The Mercy-class hospital ship is quite large, which is both good and bad. The primary benefit of its size is that it can accommodate 1,000 beds and can receive up to 200 patients per day. Because of its size, round-shaped hullform, and high block-coefficient, it is a stable platform that is suitable for performing most surgical procedures in various sea conditions. these physical characteristics make it somewhat slow, with a maximum speed of just over 17 knots. Also, the large ship is not easily or quickly deployed or docked. Its size gives it a substantial radar signature that, combined with its lack of maneuverability, makes it vulnerable to attack. The Mercy class is much larger (in terms of medical capacity) than is needed for most military operations.
Both vessels have a helicopter deck capable of landing large military helicopters, as well as side ports to take on patients at sea. The Navy has placed CH-47 helicopters on its hospital ships which relieves the ground forces of the burden of having to transport the patients onto the deck of the ship, a task they do not train for regularly. This also frees up Army Air Ambulances to concentrate their efforts where they belong - with the ground effort.

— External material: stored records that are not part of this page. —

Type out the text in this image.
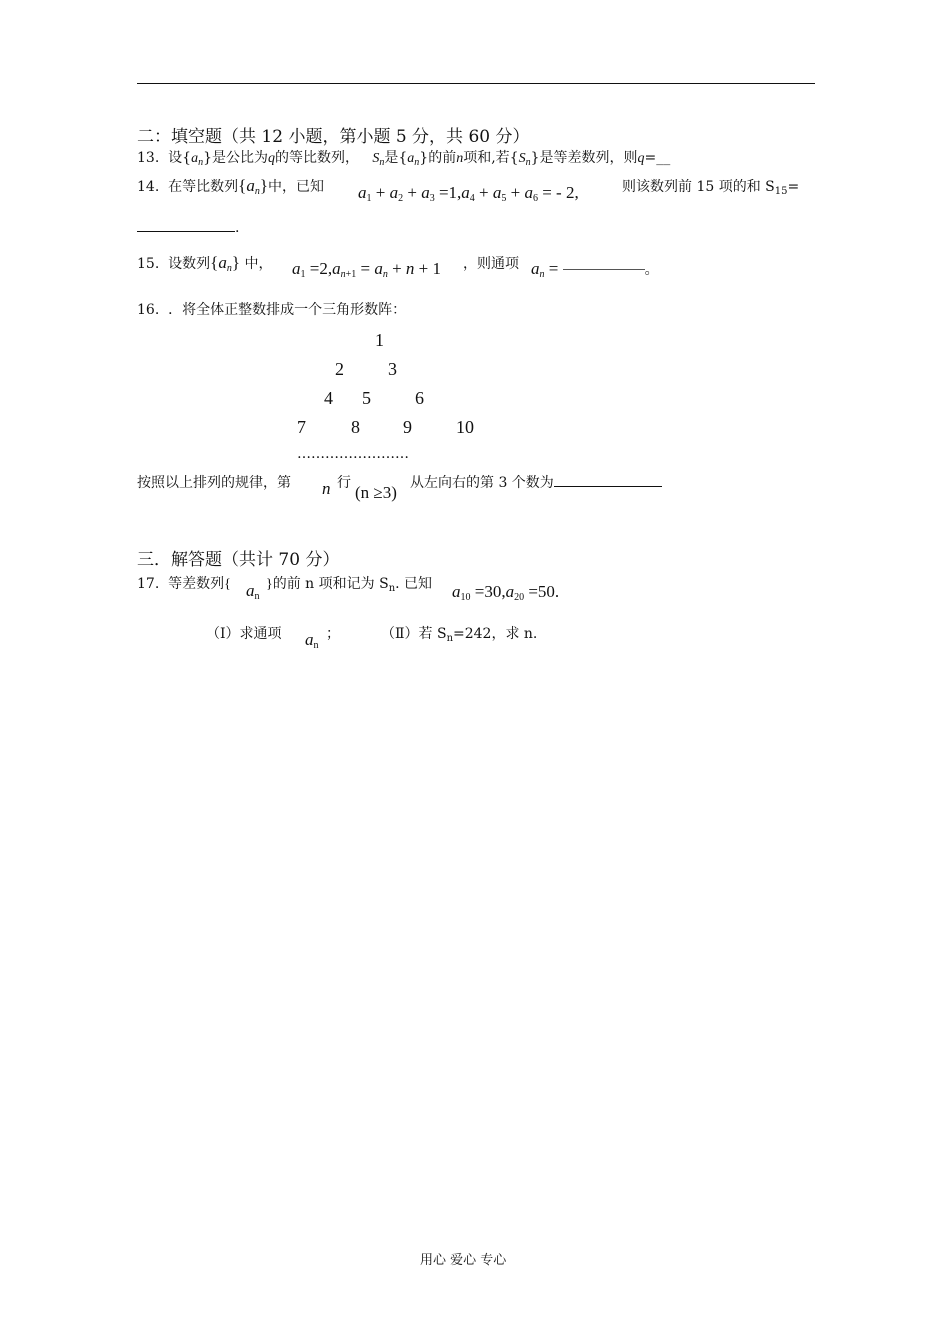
二：填空题（共 12 小题，第小题 5 分，共 60 分）
13. 设$\{a_n\}$是公比为q的等比数列， $S_n$是$\{a_n\}$的前n项和,若$\{S_n\}$是等差数列，则q=__
14. 在等比数列$\{a_n\}$中，已知 $a_1 + a_2 + a_3 =1,a_4 + a_5 + a_6$ = - 2,	则该数列前 15 项的和 $S_{15}=$
.
15. 设数列$\{a_n\}$ 中， $a_1 =2,a_{n+1} = a_n + n + 1$ ，则通项 $a_n$ =	。
16. ．将全体正整数排成一个三角形数阵：
1
2 3
4 5 6
7	8 9 10
……………………
按照以上排列的规律，第 n 行 (n ≥3) 从左向右的第 3 个数为
三．解答题（共计 70 分）
17. 等差数列{ $a_n$
}的前 n 项和记为 $S_n$. 已知 $a_{10} =30,a_{20} =50$.
（Ⅰ）求通项 $a_n$
；	（Ⅱ）若 $S_n=242$，求 n.
用心 爱心 专心
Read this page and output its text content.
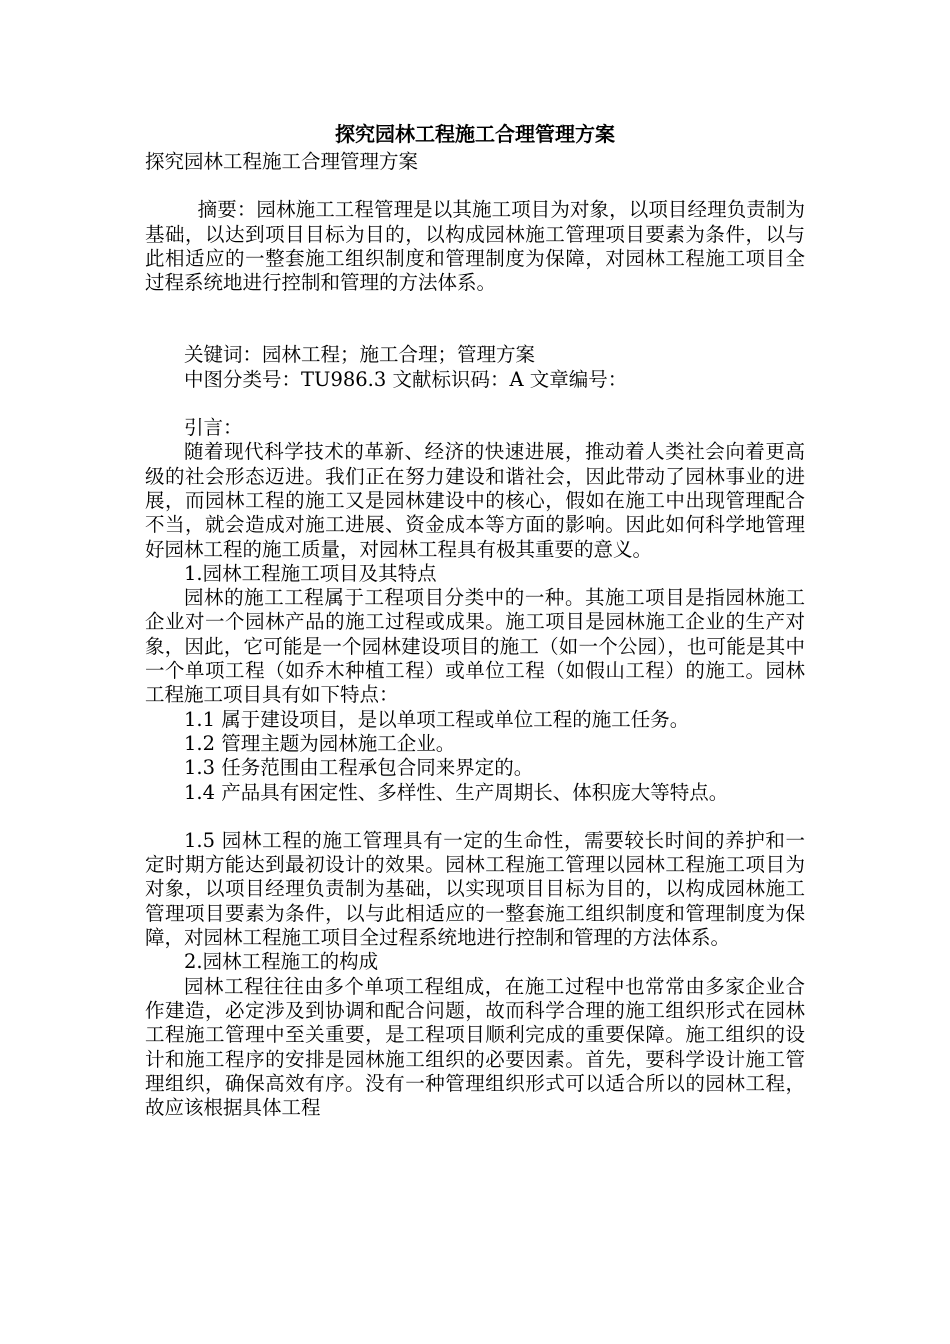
探究园林工程施工合理管理方案
探究园林工程施工合理管理方案
摘要：园林施工工程管理是以其施工项目为对象，以项目经理负责制为基础，以达到项目目标为目的，以构成园林施工管理项目要素为条件，以与此相适应的一整套施工组织制度和管理制度为保障，对园林工程施工项目全过程系统地进行控制和管理的方法体系。
关键词：园林工程；施工合理；管理方案
中图分类号：TU986.3 文献标识码：A 文章编号：
引言：
随着现代科学技术的革新、经济的快速进展，推动着人类社会向着更高级的社会形态迈进。我们正在努力建设和谐社会，因此带动了园林事业的进展，而园林工程的施工又是园林建设中的核心，假如在施工中出现管理配合不当，就会造成对施工进展、资金成本等方面的影响。因此如何科学地管理好园林工程的施工质量，对园林工程具有极其重要的意义。
1.园林工程施工项目及其特点
园林的施工工程属于工程项目分类中的一种。其施工项目是指园林施工企业对一个园林产品的施工过程或成果。施工项目是园林施工企业的生产对象，因此，它可能是一个园林建设项目的施工（如一个公园），也可能是其中一个单项工程（如乔木种植工程）或单位工程（如假山工程）的施工。园林工程施工项目具有如下特点：
1.1 属于建设项目，是以单项工程或单位工程的施工任务。
1.2 管理主题为园林施工企业。
1.3 任务范围由工程承包合同来界定的。
1.4 产品具有困定性、多样性、生产周期长、体积庞大等特点。
1.5 园林工程的施工管理具有一定的生命性，需要较长时间的养护和一定时期方能达到最初设计的效果。园林工程施工管理以园林工程施工项目为对象，以项目经理负责制为基础，以实现项目目标为目的，以构成园林施工管理项目要素为条件，以与此相适应的一整套施工组织制度和管理制度为保障，对园林工程施工项目全过程系统地进行控制和管理的方法体系。
2.园林工程施工的构成
园林工程往往由多个单项工程组成，在施工过程中也常常由多家企业合作建造，必定涉及到协调和配合问题，故而科学合理的施工组织形式在园林工程施工管理中至关重要，是工程项目顺利完成的重要保障。施工组织的设计和施工程序的安排是园林施工组织的必要因素。首先，要科学设计施工管理组织，确保高效有序。没有一种管理组织形式可以适合所以的园林工程，故应该根据具体工程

Patients brought to underway hospital ships must be transported by helicopter. Due to ship design, access by sea is not considered reliable. In rough seas, ship-to-ship patient transfers can be unsafe. Helicopter transport to hospital ships was problematic in the Persian Gulf because each ship had only one landing pad, helicopter capacities were limited, and the ships had to stay out of harm's way. As a result the distance and travel time would have increased. Hospital ships might not have been fully used to treat mass casualties, therefore, even if combat had continued.
There has been much debate recently over the future of the MERCY Class hospital ships and potential replacement platforms. In the aftermath of the attacks of September 11, 2001, and with the current global war on terrorism, the MERCY Class hospital ships need to remain ready to answer the call for their next mission. Consideration should be given to expansion of the flight deck to accommodate the simultaneous operation of two helicopters. This would improve the delivery of casualties and avoid the possibility of one helicopter fouling the flight deck with a mechanical breakdown. A dedicated helicopter asset would also provide significantly increased flexibility in patient transfers to and from the ship. One of the ship's weakest features is its lack of flexibility in patient movement. It has one helicopter pad for receiving patients and no ability to receive patients from the sea. Patient movement within the ship is limited by the way the ship was converted. Its conversion from an oil tanker was accomplished by removing everything above the top deck, including the deck itself, and building a new top deck and superstructure. The lower bulkheads have no hatches because the lower portion of the oil tanker is used to carry oil. The bulkheads in the tanker prevent oil from sloshing from stem to stern. These interior bulkheads were kept; but, because the bulkheads in the lower decks have no hatches, patients must be brought to the top deck if they are to be moved from a lower compartment in one part of the ship to another. The replacement for this ship should more carefully consider patient movement (i.e., patient ingress, egress, and movement within the ship.)